Another idea we’d had was a tool or app for helping you find the right effects pedals to play certain songs, or a platform where you could try these pedals out virtually before you buy them. Turns out Thomann beat us to it, or at least half of that idea. The German company’s Stompenberg FX app allows you to test out as many pedals as you like from the comfort of your own home with pre-recorded loops in a variety of styles, or you can record your own.

However, imagine having a stompbox, with an accompanying app that could immediately replicate tone and effects. For example, you might play a song to the app (Shazam style), which then attempts to offer you the closest tonal sound using the vast array of effects built into the stompbox. Perhaps it could even offer you suggestions for the most suitable pedals to purchase in real life should you want to take that sound even further.


Whilst we’ve had a lot of fun conjuring up these ideas for the future of guitar, it is worth bearing in mind that alongside all the wonders that technology can offer, it often brings with it a host of glitches and blips too. As most people know, this can become hugely frustrating. 

One argument is that whilst technology can speed things up, it can also suck some of the fun out the challenge of learning guitar. For a lot of people, overcoming the challenge is the most satisfying part, plus, what’s the point in these tech advances if they don’t encourage you to keep playing?

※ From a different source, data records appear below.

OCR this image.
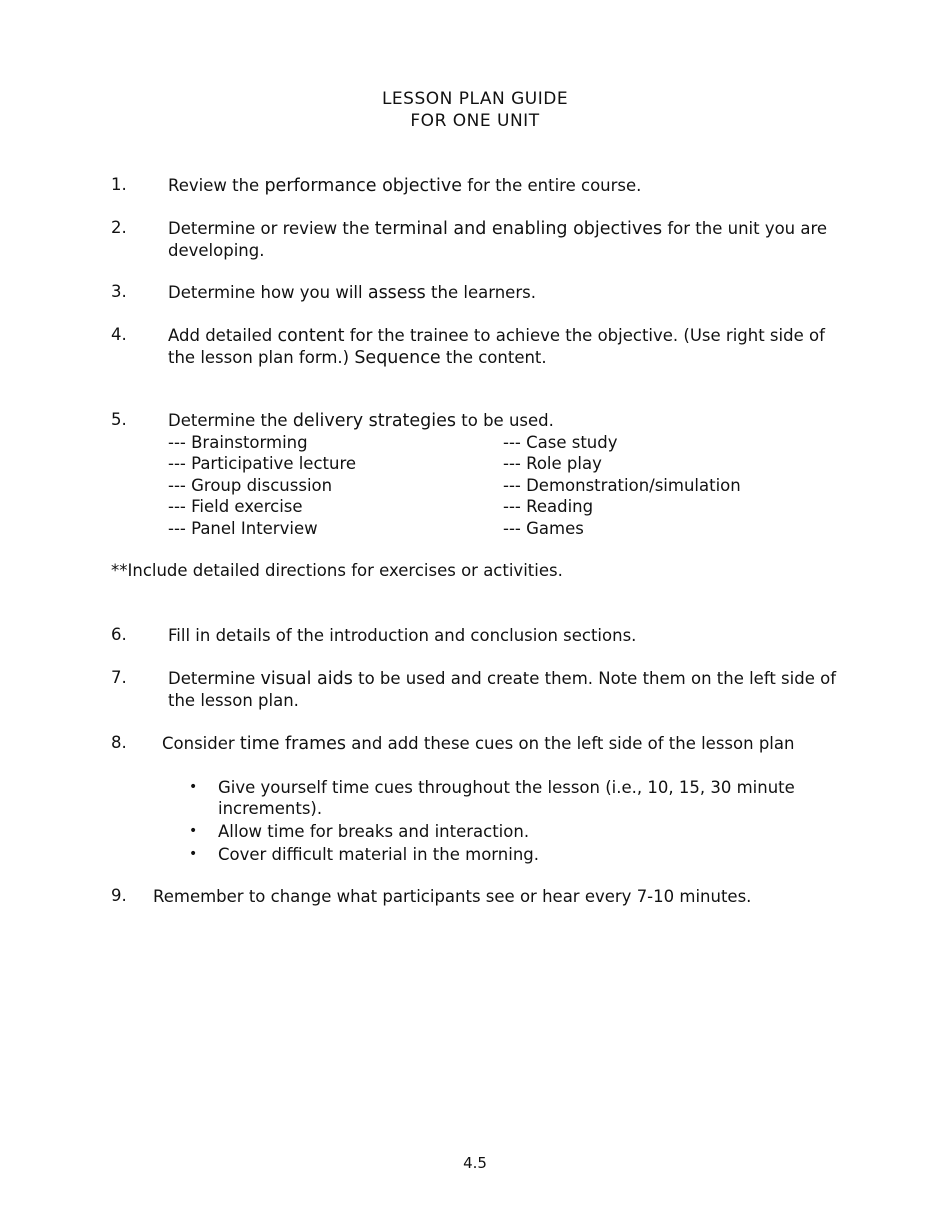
LESSON PLAN GUIDE
FOR ONE UNIT
1.	Review the performance objective for the entire course.
2.	Determine or review the terminal and enabling objectives for the unit you are developing.
3.	Determine how you will assess the learners.
4.	Add detailed content for the trainee to achieve the objective. (Use right side of the lesson plan form.) Sequence the content.
5.	Determine the delivery strategies to be used.
--- Brainstorming
--- Participative lecture
--- Group discussion
--- Field exercise
--- Panel Interview
--- Case study
--- Role play
--- Demonstration/simulation
--- Reading
--- Games
**Include detailed directions for exercises or activities.
6.	Fill in details of the introduction and conclusion sections.
7.	Determine visual aids to be used and create them. Note them on the left side of the lesson plan.
8. Consider time frames and add these cues on the left side of the lesson plan
• Give yourself time cues throughout the lesson (i.e., 10, 15, 30 minute increments).
• Allow time for breaks and interaction.
• Cover difficult material in the morning.
9. Remember to change what participants see or hear every 7-10 minutes.
4.5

To look at another industry, think about the development of electric bicycles. If technology can help more people get on a bike (or learn guitar), then that’s great, but equally, is cycling as fun and challenging when technology is helping you? Breaking a sweat is part of it, but when you take that away, can it ruin the process?

What we’re trying to say is that sometimes the classic methods of learning are the best and that’s why they’ve endured for so long. Technology can certainly help us along the way, but we probably shouldn’t depend on it for all of our guitar learning.

Also, if any of these ideas hit the market in the next couple of years, we’ll know that you stole the idea from us, so at least give us some credit — if not some of the profits.